ALDRAVAS
ALDRAVAS
“Abre-te Sésamo!”
(Ali
Babá e os quarenta ladrões, in: Mil
e uma noites)
Gemiam os ferrolhos na opacidade da
tarde que se anunciava finda e fria.
À
porta, mãos nodosas dirimiam a distância pretensa.
Nenhum vislumbre denunciava o
interior. O silêncio era quebrado de fora, na altura das mãos que arremetiam a
aldrava.
Em sendo proteção o que a casa
buscava, deixava ao largo quem passasse por ela. Distinta e imponente impunha ares
de intocável distanciamento, mensagem não traduzida palas mãos insistentes que mais
uma vez dobravam força sobre a face da madeira envernizada. Madeira de lei, tratada com a seriedade
exigida pela condição de seu nobre nascimento. Seria nobre o gesto de se abrir
a porta e perguntar a que vinha. Mais uma, mais duas, tantas portas fechadas
pela obsessiva atenção de quem protegia aos seus e a si. Atenção: frêmito de
longo alcance, turbulência ausente no rol das necessidades urgentes que
perfilavam a insistente rotina de escassez traduzida em indigna pobreza.
O silêncio instalava-se nas bordas do batedor
localizado na altura das mãos. A
lamúria das pequenas travas que o mantinham pregado à porta chegava-lhe em
ondas surdas, quase inaudíveis não fosse a longa experiência diante daquelas
peças cegas. Travas fechadas sobre si mesmas, eloquentes e frias, pregavam seus
olhos na espera pelos movimentos do outro lado da compacta taboa.
Seria assim... sempre assim?
Conhecia a natureza das portas fechadas
e distinguia os seus protegidos por escalas de inatingibilidade. Quanto mais
opíparos os adereços que as compunham, maior magnitude conferia aos seus proprietários.

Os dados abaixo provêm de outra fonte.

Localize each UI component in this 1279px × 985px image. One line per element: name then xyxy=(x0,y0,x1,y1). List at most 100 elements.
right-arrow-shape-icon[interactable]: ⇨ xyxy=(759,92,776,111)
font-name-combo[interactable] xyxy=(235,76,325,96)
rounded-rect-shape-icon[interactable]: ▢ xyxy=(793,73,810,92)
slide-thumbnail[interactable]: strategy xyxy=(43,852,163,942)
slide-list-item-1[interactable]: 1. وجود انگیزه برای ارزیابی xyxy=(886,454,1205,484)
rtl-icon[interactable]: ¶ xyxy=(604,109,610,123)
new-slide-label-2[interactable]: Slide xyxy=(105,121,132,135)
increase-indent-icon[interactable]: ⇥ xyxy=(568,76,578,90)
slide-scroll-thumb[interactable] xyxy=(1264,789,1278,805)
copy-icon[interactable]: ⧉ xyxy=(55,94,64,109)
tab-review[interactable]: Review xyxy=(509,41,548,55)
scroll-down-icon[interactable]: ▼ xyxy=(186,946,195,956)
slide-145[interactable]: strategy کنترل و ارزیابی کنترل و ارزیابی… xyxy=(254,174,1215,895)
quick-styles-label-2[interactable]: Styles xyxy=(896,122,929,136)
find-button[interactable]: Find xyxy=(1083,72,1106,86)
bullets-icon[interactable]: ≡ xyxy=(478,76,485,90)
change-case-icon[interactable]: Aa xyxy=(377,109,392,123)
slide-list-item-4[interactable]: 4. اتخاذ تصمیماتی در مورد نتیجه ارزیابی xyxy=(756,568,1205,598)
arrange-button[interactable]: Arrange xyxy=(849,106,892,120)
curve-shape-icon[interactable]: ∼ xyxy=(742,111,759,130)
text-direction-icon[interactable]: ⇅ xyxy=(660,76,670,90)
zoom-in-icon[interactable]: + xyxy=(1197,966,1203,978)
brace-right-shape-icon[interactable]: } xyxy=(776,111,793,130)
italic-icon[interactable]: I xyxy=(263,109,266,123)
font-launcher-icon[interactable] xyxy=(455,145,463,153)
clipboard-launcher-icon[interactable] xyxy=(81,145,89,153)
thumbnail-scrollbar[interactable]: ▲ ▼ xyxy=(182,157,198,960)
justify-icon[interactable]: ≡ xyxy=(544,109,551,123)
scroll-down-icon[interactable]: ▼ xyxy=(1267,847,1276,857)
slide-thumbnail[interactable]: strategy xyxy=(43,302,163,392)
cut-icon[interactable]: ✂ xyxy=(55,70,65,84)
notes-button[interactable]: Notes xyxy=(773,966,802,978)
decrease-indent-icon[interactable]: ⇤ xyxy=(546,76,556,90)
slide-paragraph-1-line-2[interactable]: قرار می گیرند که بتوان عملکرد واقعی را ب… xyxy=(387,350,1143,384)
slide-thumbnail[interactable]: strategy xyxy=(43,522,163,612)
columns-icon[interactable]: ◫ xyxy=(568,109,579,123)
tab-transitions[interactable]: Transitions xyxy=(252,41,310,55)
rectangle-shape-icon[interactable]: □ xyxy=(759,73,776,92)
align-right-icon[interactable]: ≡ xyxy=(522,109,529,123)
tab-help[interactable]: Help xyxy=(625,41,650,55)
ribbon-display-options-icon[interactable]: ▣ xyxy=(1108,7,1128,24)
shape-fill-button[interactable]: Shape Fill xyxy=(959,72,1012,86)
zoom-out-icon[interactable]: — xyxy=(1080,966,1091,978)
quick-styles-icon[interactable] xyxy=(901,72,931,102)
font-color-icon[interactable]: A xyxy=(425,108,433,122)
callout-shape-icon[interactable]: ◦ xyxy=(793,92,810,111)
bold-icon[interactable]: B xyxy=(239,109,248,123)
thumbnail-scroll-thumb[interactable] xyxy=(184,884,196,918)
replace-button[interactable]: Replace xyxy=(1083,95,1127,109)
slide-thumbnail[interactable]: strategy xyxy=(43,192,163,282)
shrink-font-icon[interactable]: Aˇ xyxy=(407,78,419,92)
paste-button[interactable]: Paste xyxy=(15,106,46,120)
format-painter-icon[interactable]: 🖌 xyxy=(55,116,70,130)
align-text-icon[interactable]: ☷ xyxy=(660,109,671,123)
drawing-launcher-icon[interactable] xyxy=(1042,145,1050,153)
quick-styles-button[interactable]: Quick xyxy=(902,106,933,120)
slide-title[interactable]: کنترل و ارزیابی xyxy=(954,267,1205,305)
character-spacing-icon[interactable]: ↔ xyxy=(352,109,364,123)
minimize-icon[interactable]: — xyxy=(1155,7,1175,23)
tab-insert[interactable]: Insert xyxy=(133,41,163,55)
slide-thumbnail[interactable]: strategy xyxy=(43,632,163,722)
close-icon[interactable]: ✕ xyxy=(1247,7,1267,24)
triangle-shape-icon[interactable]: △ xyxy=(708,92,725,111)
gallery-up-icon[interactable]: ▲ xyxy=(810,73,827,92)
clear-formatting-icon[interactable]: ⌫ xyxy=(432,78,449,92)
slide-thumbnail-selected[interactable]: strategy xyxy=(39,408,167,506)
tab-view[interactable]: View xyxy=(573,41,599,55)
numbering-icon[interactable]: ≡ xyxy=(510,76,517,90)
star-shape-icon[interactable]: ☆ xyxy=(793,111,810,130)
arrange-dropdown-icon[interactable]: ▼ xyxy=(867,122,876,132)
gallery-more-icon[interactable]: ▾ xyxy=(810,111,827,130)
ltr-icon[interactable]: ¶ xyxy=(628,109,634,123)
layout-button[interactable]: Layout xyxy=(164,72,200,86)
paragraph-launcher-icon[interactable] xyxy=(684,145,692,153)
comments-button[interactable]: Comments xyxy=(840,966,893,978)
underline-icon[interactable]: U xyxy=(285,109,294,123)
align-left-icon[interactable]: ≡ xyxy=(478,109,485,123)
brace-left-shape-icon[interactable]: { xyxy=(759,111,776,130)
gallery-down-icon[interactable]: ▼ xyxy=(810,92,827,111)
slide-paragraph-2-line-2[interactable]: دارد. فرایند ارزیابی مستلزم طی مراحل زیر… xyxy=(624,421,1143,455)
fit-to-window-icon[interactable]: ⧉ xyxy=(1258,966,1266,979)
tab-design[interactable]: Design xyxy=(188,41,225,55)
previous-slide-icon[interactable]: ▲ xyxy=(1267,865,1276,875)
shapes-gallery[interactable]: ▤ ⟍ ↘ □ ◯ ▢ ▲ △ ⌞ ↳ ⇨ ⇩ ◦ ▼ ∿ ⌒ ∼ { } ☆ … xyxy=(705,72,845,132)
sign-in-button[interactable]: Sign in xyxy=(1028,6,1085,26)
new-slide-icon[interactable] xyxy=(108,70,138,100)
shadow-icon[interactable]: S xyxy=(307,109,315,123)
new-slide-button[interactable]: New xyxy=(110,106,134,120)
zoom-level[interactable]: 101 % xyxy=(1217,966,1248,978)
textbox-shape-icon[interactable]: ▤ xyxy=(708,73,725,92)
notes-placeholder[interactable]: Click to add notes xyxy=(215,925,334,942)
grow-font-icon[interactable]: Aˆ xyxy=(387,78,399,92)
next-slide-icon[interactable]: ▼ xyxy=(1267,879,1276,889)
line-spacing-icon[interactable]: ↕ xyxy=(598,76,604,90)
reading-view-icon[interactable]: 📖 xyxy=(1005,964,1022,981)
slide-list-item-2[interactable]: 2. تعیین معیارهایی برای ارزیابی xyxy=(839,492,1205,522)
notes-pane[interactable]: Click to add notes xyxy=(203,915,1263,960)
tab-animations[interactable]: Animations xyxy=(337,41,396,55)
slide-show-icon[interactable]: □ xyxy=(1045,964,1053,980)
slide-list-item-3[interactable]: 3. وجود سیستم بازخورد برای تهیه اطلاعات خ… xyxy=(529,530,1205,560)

Maior a distância entre os pontos que lhes indicavam um lugar no mundo, muito
maior.
Solenemente, fez cantar o círculo
desmanchado em gotas de ferro batido pela derradeira vez antes de retirar-se do
beiral.
Portas são olhos semicerrados no limite
do mundo aberto: cílios espessamente invisíveis roçam o universo interno,
pálpebras imóveis vergam para fora, comandando a dança do inviolável e arbitrável
jogo de poder guardado a sete chaves. Conhecia a natureza das portas. Conhecia-lhes
a morfologia imperiosa.
Quando se preparava para recolher
as mãos nos bolsos sem fundo das calças puídas, a porta abriu-se para emoldurar
o par de braços mais branco já visto por ele.
Valessem-lhe todos os santos!
Seria um anjo?
Os braços formaram um ângulo de
força para manter a porta aberta enquanto um sorriso desenhava-se. Era um anjo, certamente! Há tempos imemoriais
não recebia a glória de um sorriso endereçado para a sua pessoa. Anjos sorriem
diante de qualquer situação, especialmente diante daquelas às quais pedem desculpas,
mesmo sem lhes ter qualquer responsabilidade. Talvez por essa razão sorrissem.
Ingênuos e santos, afortunadamente, sabem sorrir!
No final daquela tarde
anunciada, uma criança abriu a porta para perguntar quem era e o que desejava.
Sem resposta frente ao presente inesperado, ele sorriu de volta e foi-se:
estômago vazio, cabeça latejante, a alma aquecida dentro das roupas andrajosas.
Diante de seus olhos murchos, um
sorriso tomava o lugar das aldravas chorosas. Aldravas...aldravas...
aldravas... portas e aldravas são uma grande incógnita!